Talk:Arthur Wellesley, 1st Duke of Wellington
I've edited the "won on the playing fields of eton" quote to unfounded. The Dukes of Wellington have denied the quote and its first use appears so long afterwards events and in a French source (Montalenbert 1856) it's difficult to give it any credibility. No accademic source can site a genuine providance.
Give me night or give me Blucher
I have altered the quote "Either night or the Prussians will come." (Said during the thick of the Battle of Waterloo, as quoted in The True Issue, and the Duty of the Whigs: An Address Before the Citizens of Cambridge (1856) by Joel Parker, p. 26)
to "Give me night or give me Blucher" (Prayer during Battle of Waterloo at about 5.45 pm on 18 June. The Military Maxims of Napoleon by Napoleon Bonaparte, David G. Chandler, William E. Cairnes ,p. 143)
Although, the first quote is considered correct, Joel Parker states that Wellington is to have said:"Give me night or give me Blucher". However, Joel Parker was a politician and not an historian, furthermore, his assertion came 40 years after the event and at a political rally. It is, therefore,more likely to be more of a paraphrasing than that of the The Military Maxims of Napoleon. The quote is sometimes given the other in the reverse: "Give me Blucher or give me night" but of the sources I could find the above seemed the most reliable. --Philip Baird Shearer 12:35, 23 October 2008 (UTC)
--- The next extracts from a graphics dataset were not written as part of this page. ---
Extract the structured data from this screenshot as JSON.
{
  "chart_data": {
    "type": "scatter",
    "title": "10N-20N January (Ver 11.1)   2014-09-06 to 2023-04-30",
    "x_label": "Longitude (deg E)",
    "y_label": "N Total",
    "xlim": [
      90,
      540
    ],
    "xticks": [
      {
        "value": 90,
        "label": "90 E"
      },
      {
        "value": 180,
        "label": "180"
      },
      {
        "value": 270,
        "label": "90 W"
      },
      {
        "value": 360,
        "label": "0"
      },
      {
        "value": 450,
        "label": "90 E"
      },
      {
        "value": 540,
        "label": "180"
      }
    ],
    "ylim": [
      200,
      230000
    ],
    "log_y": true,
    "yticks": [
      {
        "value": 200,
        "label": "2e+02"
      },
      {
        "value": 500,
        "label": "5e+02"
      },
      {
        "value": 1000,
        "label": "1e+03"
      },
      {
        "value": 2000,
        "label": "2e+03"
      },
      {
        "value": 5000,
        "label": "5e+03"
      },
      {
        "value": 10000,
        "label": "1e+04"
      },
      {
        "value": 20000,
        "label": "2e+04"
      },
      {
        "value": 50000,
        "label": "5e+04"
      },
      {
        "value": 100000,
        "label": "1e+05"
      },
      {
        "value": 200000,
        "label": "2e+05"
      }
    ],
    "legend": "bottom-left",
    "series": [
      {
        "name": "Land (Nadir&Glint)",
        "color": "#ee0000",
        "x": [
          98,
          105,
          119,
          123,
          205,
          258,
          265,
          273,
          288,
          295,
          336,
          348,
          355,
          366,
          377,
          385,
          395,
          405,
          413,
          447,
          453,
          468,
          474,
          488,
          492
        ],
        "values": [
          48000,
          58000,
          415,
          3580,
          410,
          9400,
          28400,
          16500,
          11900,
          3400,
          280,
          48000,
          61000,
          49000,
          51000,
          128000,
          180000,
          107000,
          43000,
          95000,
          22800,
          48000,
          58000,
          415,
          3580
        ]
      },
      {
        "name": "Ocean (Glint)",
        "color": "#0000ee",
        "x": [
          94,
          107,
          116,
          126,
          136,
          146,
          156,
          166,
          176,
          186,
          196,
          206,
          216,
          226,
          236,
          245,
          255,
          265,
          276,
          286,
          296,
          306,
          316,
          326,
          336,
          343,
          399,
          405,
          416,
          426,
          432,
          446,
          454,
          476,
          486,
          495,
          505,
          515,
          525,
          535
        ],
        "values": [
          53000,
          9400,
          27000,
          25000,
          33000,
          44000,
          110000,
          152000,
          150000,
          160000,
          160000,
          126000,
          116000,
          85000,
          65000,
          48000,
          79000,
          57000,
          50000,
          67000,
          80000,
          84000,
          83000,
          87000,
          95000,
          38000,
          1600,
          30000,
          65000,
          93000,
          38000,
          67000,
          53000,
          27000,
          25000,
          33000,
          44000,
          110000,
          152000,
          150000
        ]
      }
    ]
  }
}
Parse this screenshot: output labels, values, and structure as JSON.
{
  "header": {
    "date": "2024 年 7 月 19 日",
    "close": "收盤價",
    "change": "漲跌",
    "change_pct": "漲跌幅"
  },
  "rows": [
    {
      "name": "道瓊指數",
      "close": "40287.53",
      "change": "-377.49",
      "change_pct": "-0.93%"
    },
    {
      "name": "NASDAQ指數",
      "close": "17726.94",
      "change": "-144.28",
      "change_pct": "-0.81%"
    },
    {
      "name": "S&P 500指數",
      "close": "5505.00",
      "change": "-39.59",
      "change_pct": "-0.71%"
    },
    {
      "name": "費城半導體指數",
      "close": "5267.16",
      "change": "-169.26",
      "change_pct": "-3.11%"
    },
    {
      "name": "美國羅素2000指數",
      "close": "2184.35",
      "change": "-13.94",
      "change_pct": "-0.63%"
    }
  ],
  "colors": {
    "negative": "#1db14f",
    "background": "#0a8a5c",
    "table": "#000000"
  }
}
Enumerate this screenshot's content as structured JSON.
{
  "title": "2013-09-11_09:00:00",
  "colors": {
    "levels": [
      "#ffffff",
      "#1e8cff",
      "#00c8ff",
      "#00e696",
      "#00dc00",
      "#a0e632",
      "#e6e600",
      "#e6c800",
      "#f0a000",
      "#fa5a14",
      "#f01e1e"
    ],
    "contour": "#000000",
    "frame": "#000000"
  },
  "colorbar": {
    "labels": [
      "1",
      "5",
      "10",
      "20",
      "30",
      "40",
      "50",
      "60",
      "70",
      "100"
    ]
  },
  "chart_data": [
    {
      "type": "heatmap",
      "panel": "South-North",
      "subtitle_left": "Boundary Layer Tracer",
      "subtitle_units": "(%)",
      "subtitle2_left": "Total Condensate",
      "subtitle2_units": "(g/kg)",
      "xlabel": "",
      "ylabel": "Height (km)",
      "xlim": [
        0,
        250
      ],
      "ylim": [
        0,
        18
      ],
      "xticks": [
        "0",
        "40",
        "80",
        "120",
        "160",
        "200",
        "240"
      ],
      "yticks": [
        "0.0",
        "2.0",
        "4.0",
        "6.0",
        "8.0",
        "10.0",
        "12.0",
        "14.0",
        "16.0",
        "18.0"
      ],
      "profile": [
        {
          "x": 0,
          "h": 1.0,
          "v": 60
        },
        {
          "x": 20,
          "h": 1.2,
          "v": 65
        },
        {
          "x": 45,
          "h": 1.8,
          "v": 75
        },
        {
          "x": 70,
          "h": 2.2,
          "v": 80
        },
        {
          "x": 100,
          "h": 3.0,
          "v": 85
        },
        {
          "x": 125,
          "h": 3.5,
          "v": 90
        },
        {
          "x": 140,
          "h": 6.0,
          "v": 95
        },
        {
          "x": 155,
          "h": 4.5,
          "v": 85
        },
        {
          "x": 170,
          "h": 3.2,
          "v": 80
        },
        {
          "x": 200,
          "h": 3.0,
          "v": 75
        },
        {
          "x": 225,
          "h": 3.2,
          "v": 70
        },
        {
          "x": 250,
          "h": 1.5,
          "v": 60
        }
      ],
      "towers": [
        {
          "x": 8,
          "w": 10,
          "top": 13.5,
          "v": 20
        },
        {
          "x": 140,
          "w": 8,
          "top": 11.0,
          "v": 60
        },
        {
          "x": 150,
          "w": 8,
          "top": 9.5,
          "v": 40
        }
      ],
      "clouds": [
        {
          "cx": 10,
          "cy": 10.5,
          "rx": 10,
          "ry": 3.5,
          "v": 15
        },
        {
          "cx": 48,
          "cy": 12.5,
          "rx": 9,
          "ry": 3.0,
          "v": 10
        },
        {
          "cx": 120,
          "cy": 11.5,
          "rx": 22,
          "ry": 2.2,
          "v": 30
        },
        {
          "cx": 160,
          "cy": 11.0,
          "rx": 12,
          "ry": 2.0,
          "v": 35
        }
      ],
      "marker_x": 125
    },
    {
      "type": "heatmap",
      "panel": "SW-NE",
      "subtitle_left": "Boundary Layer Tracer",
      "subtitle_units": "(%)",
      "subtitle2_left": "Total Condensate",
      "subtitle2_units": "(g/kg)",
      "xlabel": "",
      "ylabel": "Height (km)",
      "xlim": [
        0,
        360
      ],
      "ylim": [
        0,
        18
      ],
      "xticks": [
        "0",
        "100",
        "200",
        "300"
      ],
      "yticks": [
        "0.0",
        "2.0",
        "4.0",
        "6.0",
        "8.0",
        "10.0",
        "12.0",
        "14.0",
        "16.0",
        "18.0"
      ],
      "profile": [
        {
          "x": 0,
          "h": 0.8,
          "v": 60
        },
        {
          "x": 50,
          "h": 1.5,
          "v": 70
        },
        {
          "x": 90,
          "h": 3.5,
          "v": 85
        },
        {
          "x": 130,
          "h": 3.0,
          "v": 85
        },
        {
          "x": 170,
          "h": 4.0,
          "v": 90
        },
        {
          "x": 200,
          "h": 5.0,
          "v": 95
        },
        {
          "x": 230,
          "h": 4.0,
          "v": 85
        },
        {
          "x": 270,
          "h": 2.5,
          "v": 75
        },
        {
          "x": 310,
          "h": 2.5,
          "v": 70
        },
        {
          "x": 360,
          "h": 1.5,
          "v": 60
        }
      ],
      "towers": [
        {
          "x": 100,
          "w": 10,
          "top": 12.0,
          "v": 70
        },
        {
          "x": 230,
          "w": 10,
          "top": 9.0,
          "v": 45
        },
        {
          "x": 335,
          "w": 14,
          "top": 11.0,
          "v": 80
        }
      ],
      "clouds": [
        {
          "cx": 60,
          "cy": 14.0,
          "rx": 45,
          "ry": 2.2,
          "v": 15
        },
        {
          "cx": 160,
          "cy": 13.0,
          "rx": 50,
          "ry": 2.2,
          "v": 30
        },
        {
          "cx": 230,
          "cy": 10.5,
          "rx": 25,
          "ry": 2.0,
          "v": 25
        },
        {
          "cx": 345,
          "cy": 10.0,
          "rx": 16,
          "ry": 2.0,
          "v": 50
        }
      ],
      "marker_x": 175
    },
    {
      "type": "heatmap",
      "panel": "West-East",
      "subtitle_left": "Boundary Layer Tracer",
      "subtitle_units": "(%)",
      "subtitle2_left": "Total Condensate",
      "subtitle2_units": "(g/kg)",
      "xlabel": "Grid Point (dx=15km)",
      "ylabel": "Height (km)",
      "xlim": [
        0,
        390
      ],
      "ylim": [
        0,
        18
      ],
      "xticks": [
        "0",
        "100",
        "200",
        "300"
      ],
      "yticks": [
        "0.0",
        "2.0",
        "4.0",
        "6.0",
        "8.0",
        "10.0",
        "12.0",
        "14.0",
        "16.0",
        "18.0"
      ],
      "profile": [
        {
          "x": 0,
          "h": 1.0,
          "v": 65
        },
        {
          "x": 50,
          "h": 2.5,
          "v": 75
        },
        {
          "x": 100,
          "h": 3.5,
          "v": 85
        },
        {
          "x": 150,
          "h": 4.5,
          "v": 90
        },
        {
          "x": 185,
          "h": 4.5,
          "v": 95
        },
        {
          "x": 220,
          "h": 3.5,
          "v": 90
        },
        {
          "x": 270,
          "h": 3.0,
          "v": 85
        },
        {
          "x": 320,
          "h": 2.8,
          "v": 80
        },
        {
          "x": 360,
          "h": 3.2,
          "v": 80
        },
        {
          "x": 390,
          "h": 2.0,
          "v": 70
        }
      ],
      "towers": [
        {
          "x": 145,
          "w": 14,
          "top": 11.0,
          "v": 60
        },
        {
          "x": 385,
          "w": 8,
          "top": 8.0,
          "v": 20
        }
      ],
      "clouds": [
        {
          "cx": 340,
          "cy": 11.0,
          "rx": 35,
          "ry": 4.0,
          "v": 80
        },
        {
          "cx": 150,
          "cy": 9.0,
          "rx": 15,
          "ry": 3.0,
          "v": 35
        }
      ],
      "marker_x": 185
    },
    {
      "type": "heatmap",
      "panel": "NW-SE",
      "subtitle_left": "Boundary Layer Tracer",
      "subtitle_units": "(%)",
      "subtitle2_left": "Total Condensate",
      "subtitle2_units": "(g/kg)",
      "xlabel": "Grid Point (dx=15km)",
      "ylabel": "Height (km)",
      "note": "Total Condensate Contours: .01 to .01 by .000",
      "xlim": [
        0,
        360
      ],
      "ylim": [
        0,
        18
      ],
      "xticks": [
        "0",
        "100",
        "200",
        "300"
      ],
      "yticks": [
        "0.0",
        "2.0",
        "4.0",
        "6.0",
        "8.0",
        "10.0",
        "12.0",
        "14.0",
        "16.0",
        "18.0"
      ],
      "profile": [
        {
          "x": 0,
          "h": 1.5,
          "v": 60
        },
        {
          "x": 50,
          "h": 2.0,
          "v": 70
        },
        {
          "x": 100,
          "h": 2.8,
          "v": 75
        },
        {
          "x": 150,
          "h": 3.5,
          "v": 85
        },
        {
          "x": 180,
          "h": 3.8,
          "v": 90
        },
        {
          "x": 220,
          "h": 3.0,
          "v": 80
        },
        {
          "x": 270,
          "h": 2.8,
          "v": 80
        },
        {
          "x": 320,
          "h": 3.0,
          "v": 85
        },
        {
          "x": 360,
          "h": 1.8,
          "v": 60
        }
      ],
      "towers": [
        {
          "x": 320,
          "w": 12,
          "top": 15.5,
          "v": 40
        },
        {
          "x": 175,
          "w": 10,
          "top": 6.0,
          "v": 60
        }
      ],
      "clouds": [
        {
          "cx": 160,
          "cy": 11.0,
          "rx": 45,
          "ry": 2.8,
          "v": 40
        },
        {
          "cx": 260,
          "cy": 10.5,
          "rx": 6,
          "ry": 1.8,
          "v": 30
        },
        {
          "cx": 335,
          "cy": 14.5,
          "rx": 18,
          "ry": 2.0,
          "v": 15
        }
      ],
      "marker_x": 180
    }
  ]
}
Did he give this advice to Queen Victoria when asked about ridding the Crystal Palace glass house of sparrows? I was told this at school, but I'm not sure now because I was also told the "won on the playing fields of Eton". This is quoted in the main Wikipedia entry on Wellington, as an example of his concise and terse manner. I don't think it's in dispute. Personally I'm looking for verification of the oft quoted letter to the War Office. I'll put it here on the discussion page just for amusement value
Letter from the Duke of Wellington dispatched from Spain in Aug 1812:
Whilst marching from Portugal to a position which commands the approach to Madrid and the French forces, my officers have been diligently complying with your requests which have been sent by H.M. ship from London to Lisbon and thence by dispatch to our headquarters. We have enumerated our saddles, bridles, tents and tent poles, and all manner of sundry items for which His Majesty's Government holds me accountable. I have dispatched reports on the character, wit, and spleen of every officer. Each item and every farthing has been accounted for, with two regrettable exceptions for which I beg your indulgence.
Unfortunately the sum of one shilling and ninepence remains unaccounted for in one infantry battalion's petty cash and there has been a hideous confusion as the the number of jars of raspberry jam issued to one cavalry regiment during a sandstorm in western Spain. This reprehensible carelessness may be related to the pressure of circumstance, since we are war with France, a fact which may come as a bit of a surprise to you gentlemen in Whitehall.
This brings me to my present purpose, which is to request elucidation of my instructions from His Majesty's Government so that I may better understand why I am dragging an army over these barren plains. I construe that perforce it must be one of two alternative duties, as given below. I shall pursue either one with the best of my ability, but I cannot do both:
1. To train an army of uniformed British clerks in Spain for the benefit of the accountants and copy-boys in London or, perchance,
2. To see to it that the forces of Napoleon are driven out of Spain.